The cemetery was totally destroyed by the Nazis in 1941-42 and then in the decades after World War II the Soviet authorities converted the site into a stadium and playing field. Stones have been found all over the city — as these picture attest.
Samuelson writes:
After the war, with Brest’s Jewish community devastated, the Communists set about getting rid of the remnants of Jewish culture in the town. In 1959 they dismantled the Jewish cemetery—one of the oldest and largest in Belarus—and turned it into a sports stadium. As the dismantling process got underway, Communist Party members, along with enterprising locals, recognized the high quality of the headstones and “recycled them.” As well as in the foundations of houses, these Jewish graves have since been discovered in the makeup of Brest’s road surfaces, pavements, and gardens.
In May, with diggers churning up the ground to build a new supermarket, more recycled headstones started popping up. Debra Brunner, co-director of the Together Plan, a UK-based charity supporting community empowerment in Eastern Europe and the Former Soviet Union, told me, “I can’t even begin to explain what it felt like to actually stand among the graves. Picture a huge mound of freshly dug mud with Jewish headstones coming out at all angles. It was a macabre sight.”
It would be impossible to restore the headstones to the cemetery they were stolen from, as the original site is still a sports complex and the particular location of each stone is unknown. At the moment, due to a lack of space and resources, many of the headstones are lying in a pile by the 19th century Brest-Litovsk Fortress, an important Soviet Second World War monument.
The article discusses what to do with these stones: how to preserve them, and — since the Jewish cemetery was destroyed — where? There was a plan to create a monument from them, but it is not clear what the status of that is.
Read the full article, with dramatic photos
3 comments on ““A city built of tombstones””
It is possible to find the right places of the tombstones by matching the upper part of the tombstones with the bottoms on the site of the Jewish cemetery.
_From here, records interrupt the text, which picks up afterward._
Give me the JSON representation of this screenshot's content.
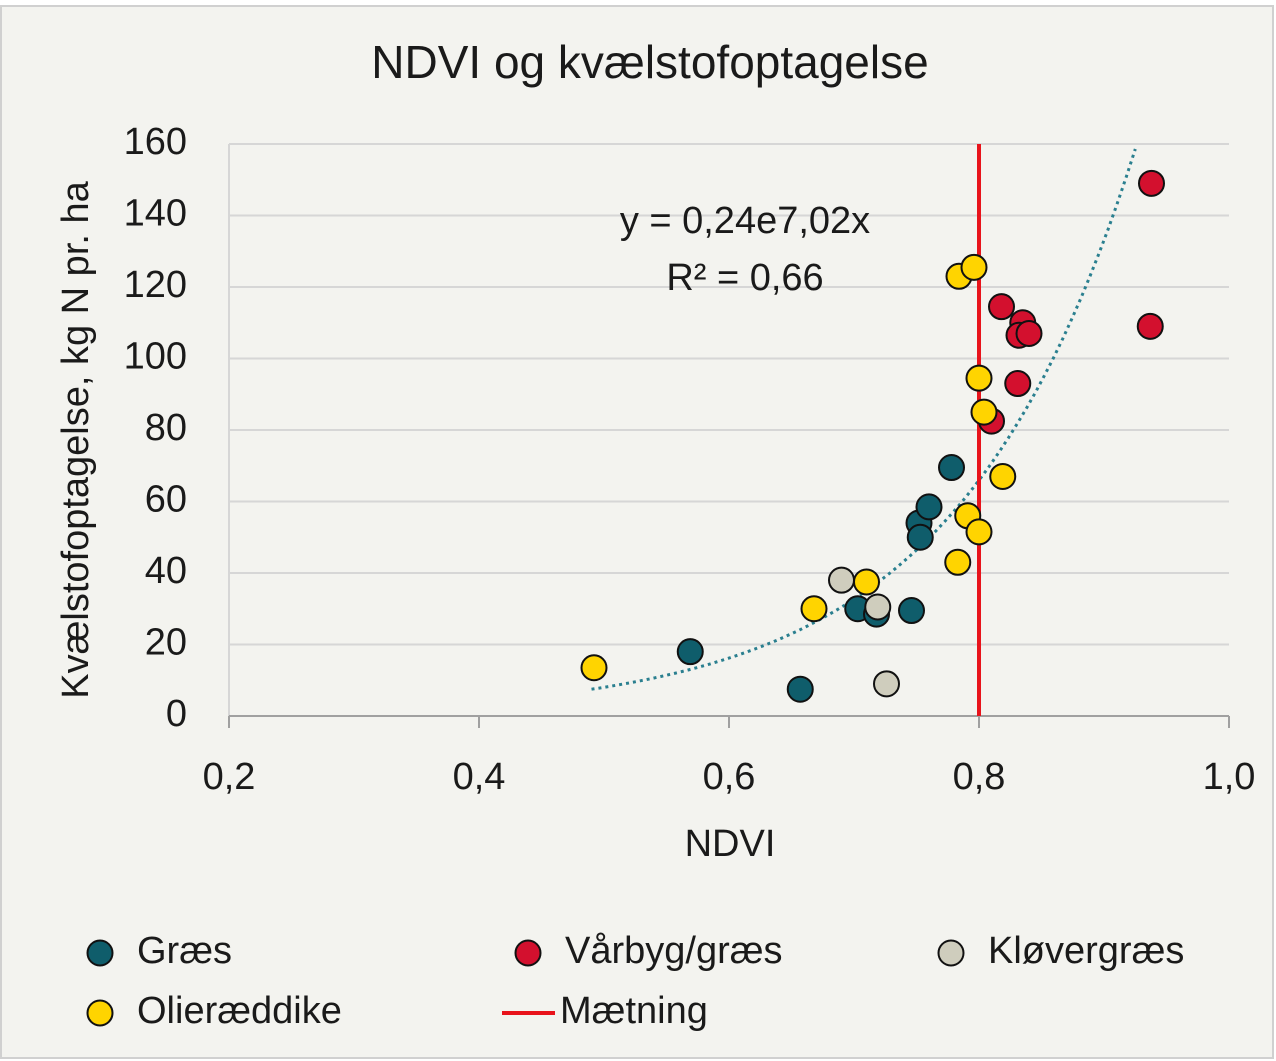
{
  "chart_data": {
    "type": "scatter",
    "title": "NDVI og kvælstofoptagelse",
    "x_label": "NDVI",
    "y_label": "Kvælstofoptagelse, kg N pr. ha",
    "xlim": [
      0.2,
      1.0
    ],
    "ylim": [
      0,
      160
    ],
    "xticks": [
      {
        "value": 0.2,
        "label": "0,2"
      },
      {
        "value": 0.4,
        "label": "0,4"
      },
      {
        "value": 0.6,
        "label": "0,6"
      },
      {
        "value": 0.8,
        "label": "0,8"
      },
      {
        "value": 1.0,
        "label": "1,0"
      }
    ],
    "yticks": [
      0,
      20,
      40,
      60,
      80,
      100,
      120,
      140,
      160
    ],
    "grid": true,
    "series": [
      {
        "name": "Græs",
        "color": "#0f5d6b",
        "x": [
          0.569,
          0.657,
          0.703,
          0.718,
          0.746,
          0.752,
          0.753,
          0.76,
          0.778
        ],
        "values": [
          18,
          7.5,
          30,
          28.5,
          29.5,
          54,
          50,
          58.5,
          69.5
        ]
      },
      {
        "name": "Vårbyg/græs",
        "color": "#d3102e",
        "x": [
          0.938,
          0.937,
          0.818,
          0.835,
          0.832,
          0.84,
          0.831,
          0.81
        ],
        "values": [
          149,
          109,
          114.5,
          110,
          106.5,
          107,
          93,
          82.5
        ]
      },
      {
        "name": "Kløvergræs",
        "color": "#cfcdbd",
        "x": [
          0.69,
          0.719,
          0.726
        ],
        "values": [
          38,
          30.5,
          9
        ]
      },
      {
        "name": "Olieræddike",
        "color": "#ffd400",
        "x": [
          0.492,
          0.668,
          0.71,
          0.784,
          0.796,
          0.8,
          0.804,
          0.819,
          0.791,
          0.8,
          0.783
        ],
        "values": [
          13.5,
          30,
          37.5,
          123,
          125.5,
          94.5,
          85,
          67,
          56,
          51.5,
          43
        ]
      }
    ],
    "saturation_line": {
      "name": "Mætning",
      "x": 0.8,
      "color": "#e8131b"
    },
    "trendline": {
      "a": 0.24,
      "b": 7.02,
      "xrange": [
        0.49,
        0.925
      ],
      "color": "#2a7f8f",
      "equation": "y = 0,24e7,02x",
      "r2": "R² = 0,66"
    }
  }
}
It will be probably expensive but it will open the traces to find the ancsectors for the World Jewish community. Brest’s Jewish community is very famous and greatly respected. I saw the old Jewish cemetery under the stadium. I could assist with all studies needed.
See also the cover of the Brest Yizkor book on my blog http://elirab.me at
http://elirab.me/2014/06/03/brest-litovsk-vol-ii-encyclopedia-of-the-jewish-diaspora/
The Brest Kehilalink at:
http://kehilalinks.jewishgen.org/brest
The Fortress in Brest:
http://kehilalinks.jewishgen.org/brest/May_2012.html
Monuments ?Influential?harrowing?…. A Jungle of monuments all over the world.
To learn from history?Urging people by arousing GENUINE living interest in the bestial conditions among the slaughterhouse Europe and beyond the European frontiers.Asking people to look into these times as if they were our own times.
I suppose it will be too disturbing.
For Jewish people like me it is causing such furore and tristesse,so let them sell by auction and pave their public gardens,but do not beg for understanding or some kind of lip service.
Emphasize our outstanding proudness to be Jewish contrasting deathless principles !!!